2.4 Architecture for Single Group of Mixed Nature Data
This situation calls for complex balancing between technically strong design principles and human friendly approach and the possible options fall within a broad spectrum. Therefore, this guide does not prescribe any practice as a must follow practice for this. However, there are certain recommendations.
Recommendations:
Use “Tabulated Scalars” for mixed nature data
When a set of variables belong to a single group but the nature or behaviour of one or more items vary from the others, treat all the individual items as scalars but format them to visually appear in tabulated form (“Tabulated Scalars”).
- Flexibility: Structured Tables have rigid structures and mixed nature data may not fit in easily. Tabulated scalars allow flexibility.
- Allows Intuitive flow: Other technically sound possibilities, such as organizing each nature of data in separate tables may affect intuitive flow for the end users. For instance, in the example in Exhibit 3, debt and preference shares details could have been kept in a structured table, while the weight of equity is calculated elsewhere, outside of the table. However, such an approach would reduce the intuitiveness of the flow, especially if the analyst is trying to optimize weights to minimize WACC.

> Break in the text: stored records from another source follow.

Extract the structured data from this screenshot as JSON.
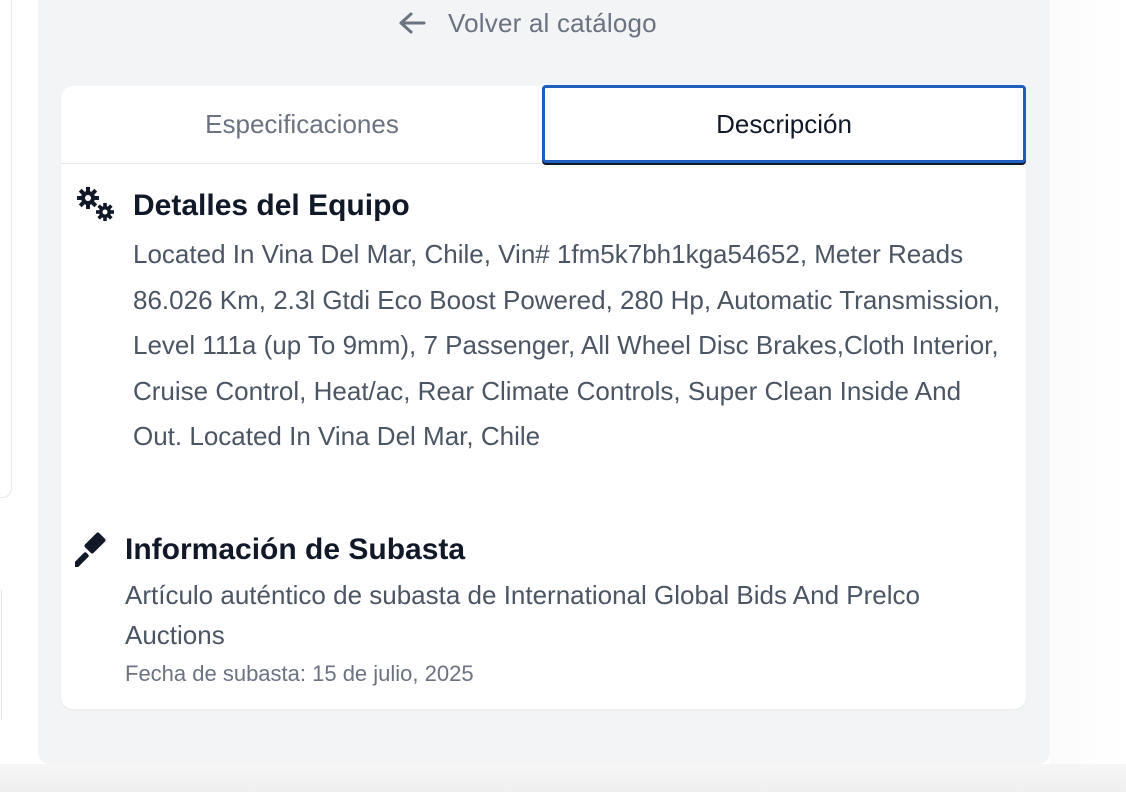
{
  "header": {
    "back_label": "Volver al catálogo"
  },
  "tabs": [
    {
      "label": "Especificaciones",
      "active": false
    },
    {
      "label": "Descripción",
      "active": true
    }
  ],
  "equipment": {
    "icon": "gears-icon",
    "title": "Detalles del Equipo",
    "description": "Located In Vina Del Mar, Chile, Vin# 1fm5k7bh1kga54652, Meter Reads 86.026 Km, 2.3l Gtdi Eco Boost Powered, 280 Hp, Automatic Transmission, Level 111a (up To 9mm), 7 Passenger, All Wheel Disc Brakes,Cloth Interior, Cruise Control, Heat/ac, Rear Climate Controls, Super Clean Inside And Out. Located In Vina Del Mar, Chile"
  },
  "auction": {
    "icon": "gavel-icon",
    "title": "Información de Subasta",
    "description": "Artículo auténtico de subasta de International Global Bids And Prelco Auctions",
    "date": "Fecha de subasta: 15 de julio, 2025"
  },
  "colors": {
    "active_tab_border": "#1f5fbf",
    "panel_bg": "#f3f4f6",
    "text_primary": "#111827",
    "text_secondary": "#4b5563",
    "text_muted": "#6b7280"
  }
}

- Easy to read: Tabulating these scalars together as a group rather than treating them as independent scalar variables make it easy for the readers to understand the variables better.
Important Note: Tabulated scalars do not allow dynamic referencing as well as a Structured table and is more vulnerable to user action such as inserting or deleting rows. The guide, therefore, recommends users to be very selective in choosing to use tabulated scalar structure over a Structured table and treat the structure as an exception than a norm.
Summary
In this chapter, we discussed that a robust input architecture is a critical foundation for building stable, scalable, and efficient Dynamic Array (DA) model. The architectural choices for input directly affect the stability of subsequent calculations.

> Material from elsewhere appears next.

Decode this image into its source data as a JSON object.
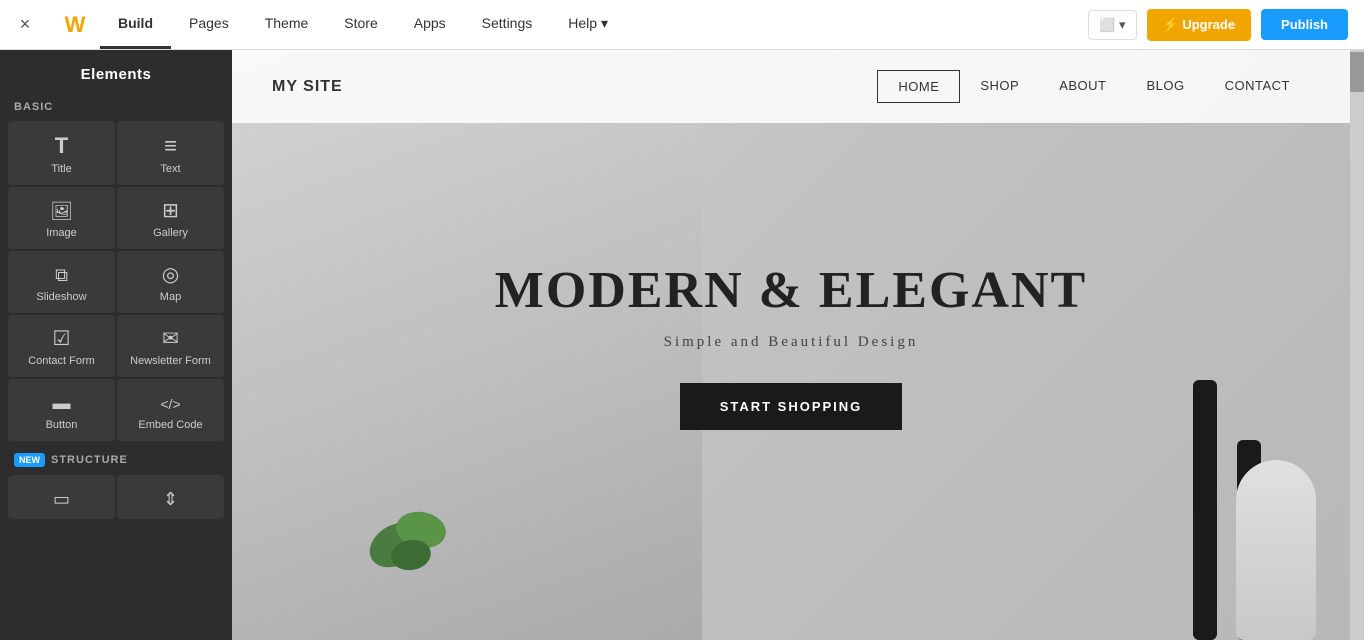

However, as spreadsheets lack an embedded dynamic front end feature, certain pragmatic compromises need to be made to balance robust architecture with human friendliness.
Key Guidelines
- Primary of structured tables: Input data, other than scalars, must be necessarily organized as a structured table.

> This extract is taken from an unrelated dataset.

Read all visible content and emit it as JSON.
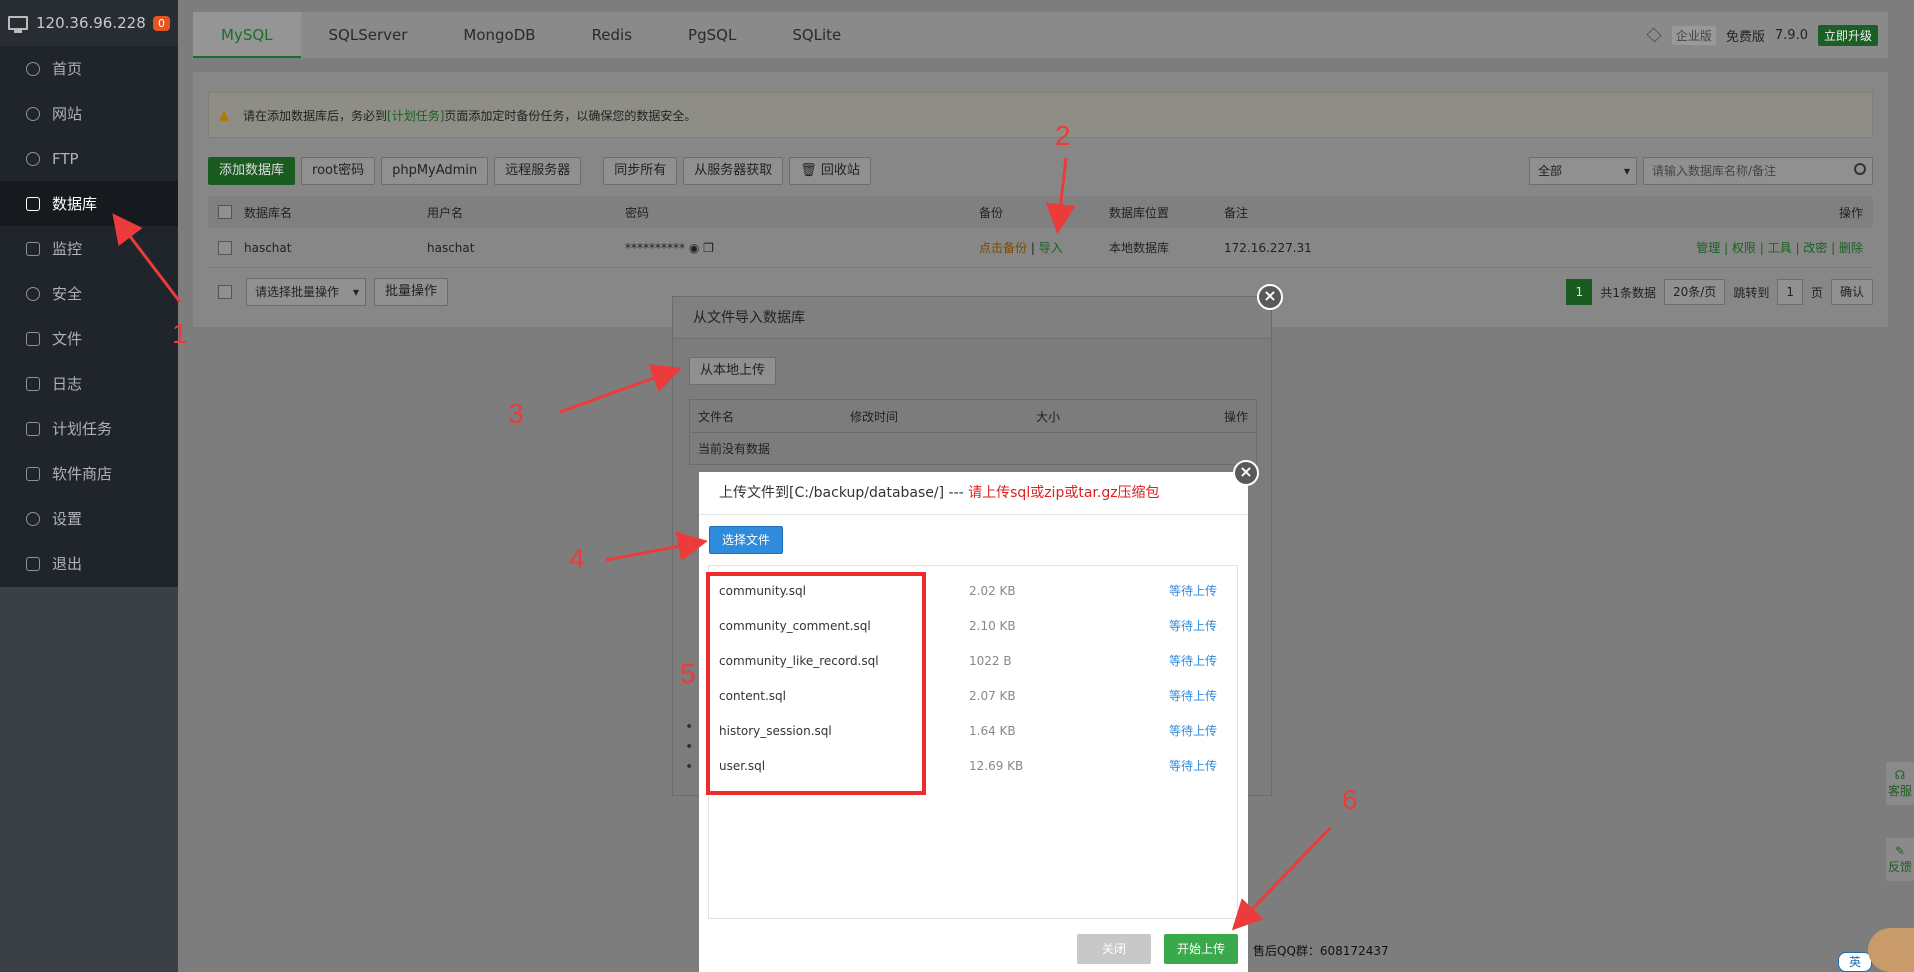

- Ensure separation of concerns: Data sets that do not share the same dimension (such as historical financials and forecast assumptions) must not be in the same table.
- Fail proofing with validation columns: Tables should have a calculated validation column to check row level validity and mark stray rows as invalid.
- Use long form for multi-dimensional variables: Variables with 3 or more dimensions must be necessarily in long form. Two dimensional inputs must be captured as a cross tab when the grid size is expected to be small; but they must be organized in long form if the grid size is likely to grow.
- Practices for scalar values are unchanged: Scalar variables should be kept in a separate cell and properly colour coded and preferably, named.
- Mixed nature data should be treated as scalars: Data that belong to single group but have different nature should be treated as a scalar data but they need to be grouped and formatted to appear as a table to human eye.
In the next chapter, we shall discuss how the calculations need to be performed and understand how the input architectures discussed in this chapter play key role in ensuring stable, scalable, and efficient calculation sections.